How the Merrie Monarch Festival came to be

Posted by Staff Writer on Friday, March 22nd, 2019 at 9:49am.

 

As the Christian missionaries flooded the Hawaiian Islands in the 1800s to spread their churches’ teachings, Native Hawaiians’ beliefs and traditions were oppressed. But King David La’amea Kalākaua, who was elected king of the Hawaiian Nation in 1874, did not ascribe to their beliefs.

Instead, he and his queen, Kapiʻolani, lived by the motto, “Hoʻoūlu Lāhui,” — increase the nation. They supported a renewed sense of pride in Hawaiian culture and sovereignty. Patrons of the arts, they promoted Hawaiian art forms, especially music and dance.  And they worked to preserve the expression of native knowledge — by documenting the ancient storytelling of chanting and hula.

Fast forward decades later — Kalākaua is the inspiration for the world’s most celebrated hula competition and Hawaiian cultural event. Kalākaua, called the “merrie monarch” for his cheery and joyful demeanor, is the namesake of the weeklong festival dedicated to the perpetuation, preservation and promotion of the art of hula and the Hawaiian culture, according to the festival’s website.

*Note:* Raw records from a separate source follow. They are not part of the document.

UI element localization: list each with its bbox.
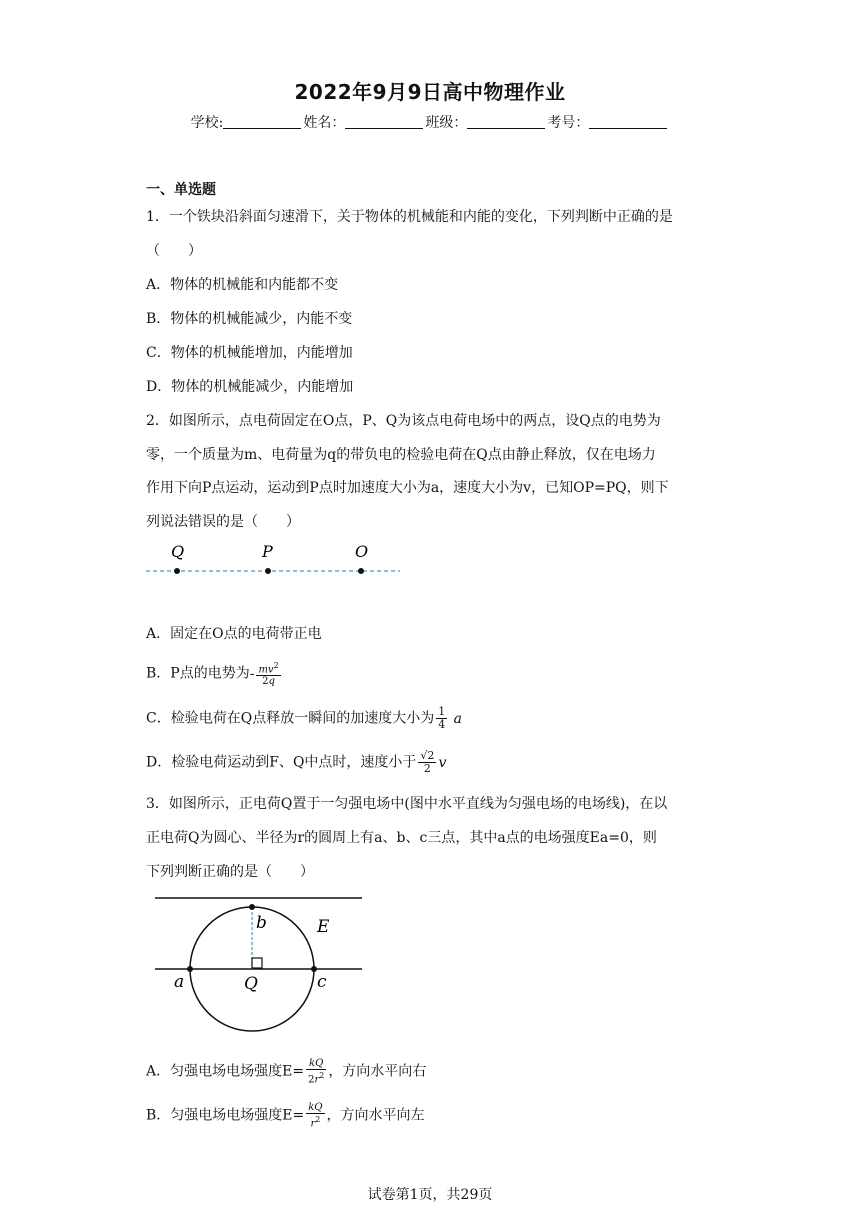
q1-option-c: C．物体的机械能增加，内能增加 xyxy=(146,345,353,361)
q3-stem-line1: 3．如图所示，正电荷Q置于一匀强电场中(图中水平直线为匀强电场的电场线)，在以 xyxy=(146,796,668,812)
exam-no-label: 考号： xyxy=(547,115,590,131)
q3-option-b-direction: ，方向水平向左 xyxy=(326,1107,425,1124)
q3-right-angle xyxy=(252,958,262,968)
q3-option-b-math: $\frac{kQ}{r^2}$ xyxy=(308,1102,323,1130)
q3-label-a: a xyxy=(174,972,185,992)
q3-figure xyxy=(150,892,370,1037)
q3-option-a-text: A．匀强电场电场强度E= xyxy=(146,1063,305,1080)
q2-label-o: O xyxy=(355,542,369,561)
q1-stem-line2: （ ） xyxy=(146,243,202,259)
q2-point-o xyxy=(358,568,364,574)
q2-stem-line3: 作用下向P点运动，运动到P点时加速度大小为a，速度大小为v，已知OP=PQ，则下 xyxy=(146,480,669,496)
q3-point-a xyxy=(187,966,193,972)
q3-option-b xyxy=(146,1102,425,1129)
q1-option-a: A．物体的机械能和内能都不变 xyxy=(146,277,339,293)
q2-label-p: P xyxy=(262,542,273,561)
class-label: 班级： xyxy=(425,115,468,131)
q2-option-b xyxy=(146,660,283,687)
q3-label-c: c xyxy=(317,972,327,992)
q3-label-q: Q xyxy=(244,974,258,994)
q2-stem-line2: 零，一个质量为m、电荷量为q的带负电的检验电荷在Q点由静止释放，仅在电场力 xyxy=(146,447,656,463)
q2-label-q: Q xyxy=(171,542,185,561)
page-title: 2022年9月9日高中物理作业 xyxy=(294,80,566,104)
school-blank[interactable] xyxy=(223,114,301,129)
school-label: 学校: xyxy=(190,115,224,131)
q3-option-a-direction: ，方向水平向右 xyxy=(328,1063,427,1080)
q2-option-d-math: $\frac{√2}{2}$ v xyxy=(420,749,447,775)
page-footer: 试卷第1页，共29页 xyxy=(367,1187,493,1203)
q3-label-b: b xyxy=(256,913,267,933)
q2-stem-line4: 列说法错误的是（ ） xyxy=(146,514,300,530)
q3-option-a-math: $\frac{kQ}{2r^2}$ xyxy=(308,1058,325,1086)
q3-stem-line3: 下列判断正确的是（ ） xyxy=(146,864,314,880)
class-blank[interactable] xyxy=(467,114,545,129)
q2-stem-line1: 2．如图所示，点电荷固定在O点，P、Q为该点电荷电场中的两点，设Q点的电势为 xyxy=(146,413,661,429)
q3-point-b xyxy=(249,904,255,910)
q2-option-b-text: B．P点的电势为 xyxy=(146,665,250,682)
name-blank[interactable] xyxy=(345,114,423,129)
name-label: 姓名： xyxy=(303,115,346,131)
q2-option-c xyxy=(146,706,462,731)
q3-option-b-text: B．匀强电场电场强度E= xyxy=(146,1107,305,1124)
student-info-line xyxy=(0,112,860,132)
q1-option-b: B．物体的机械能减少，内能不变 xyxy=(146,311,353,327)
q1-stem-line1: 1．一个铁块沿斜面匀速滑下，关于物体的机械能和内能的变化，下列判断中正确的是 xyxy=(146,209,673,225)
q1-option-d: D．物体的机械能减少，内能增加 xyxy=(146,379,354,395)
q2-figure xyxy=(144,540,404,580)
q2-option-c-text: C．检验电荷在Q点释放一瞬间的加速度大小为 xyxy=(146,710,435,727)
exam-no-blank[interactable] xyxy=(589,114,667,129)
section-title: 一、单选题 xyxy=(146,182,216,198)
q2-point-q xyxy=(174,568,180,574)
q2-option-b-math: - $\frac{mv^2}{2q}$ xyxy=(249,661,279,688)
q2-point-p xyxy=(265,568,271,574)
q2-option-a: A．固定在O点的电荷带正电 xyxy=(146,626,322,642)
q2-option-d xyxy=(146,750,446,775)
q3-stem-line2: 正电荷Q为圆心、半径为r的圆周上有a、b、c三点，其中a点的电场强度Ea=0，则 xyxy=(146,830,657,846)
q2-option-c-math: $\frac{1}{4}$ a xyxy=(438,705,463,731)
q3-label-e: E xyxy=(317,917,330,937)
q2-option-d-text: D．检验电荷运动到F、Q中点时，速度小于 xyxy=(146,754,417,771)
q3-option-a xyxy=(146,1058,426,1085)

Started in 1963, the Merrie Monarch Festival has become the most prestigious hula competition in the world, attended by thousands of fans who crowd into the Edith Kanaka'ole Stadium on Hawai'i Island each spring. This year, the celebrated festival spans from April 21 through 27, offering an invitational arts fair, cultural demonstrations, hula performances and a parade that showcases the many cultures of Hawaiʻi. The Merrie Monarch Festival’s mission is to perpetuate the history and culture of the Hawaiian people in a way that respects and preserves their teachings, according to the festival’s website.

Prior to colonization, ancient Hawaiians used oral communication forms like chanting and hula to chronicle history, including genealogy, mythology and religion. They had no written language. But the arrival of colonizers suppressed those traditions, until leaders like Kalākaua promoted a cultural resurgence. As Hawai’i became one of the most literate nations in the world at that time, the king compiled knowledge from kūpuna and elders into a book, ensuring that future generations would understand their people’s history and relationship with the world.

But education wasn’t the only way the king sought to preserve Hawaiian culture: For his 50th birthday, he hosted a celebration on the grounds of ‘Iolani Palace called the “Silver Jubilee,” the first festival of its kind. The two-week celebration sought to showcase the Hawaiian nation, featuring chanters and hula dancers who performed in public for the first time in years.

The scene from the celebration that took place more than a century ago is not unlike the one found each spring in Hilo, Hawai’i, where the spirit of the SIlver Jubilee is alive and well. Today, the Merrie Monarch Festival exemplifies the best of the efforts to preserve hula and Hawaiian culture — and perpetuate the islands' rich history.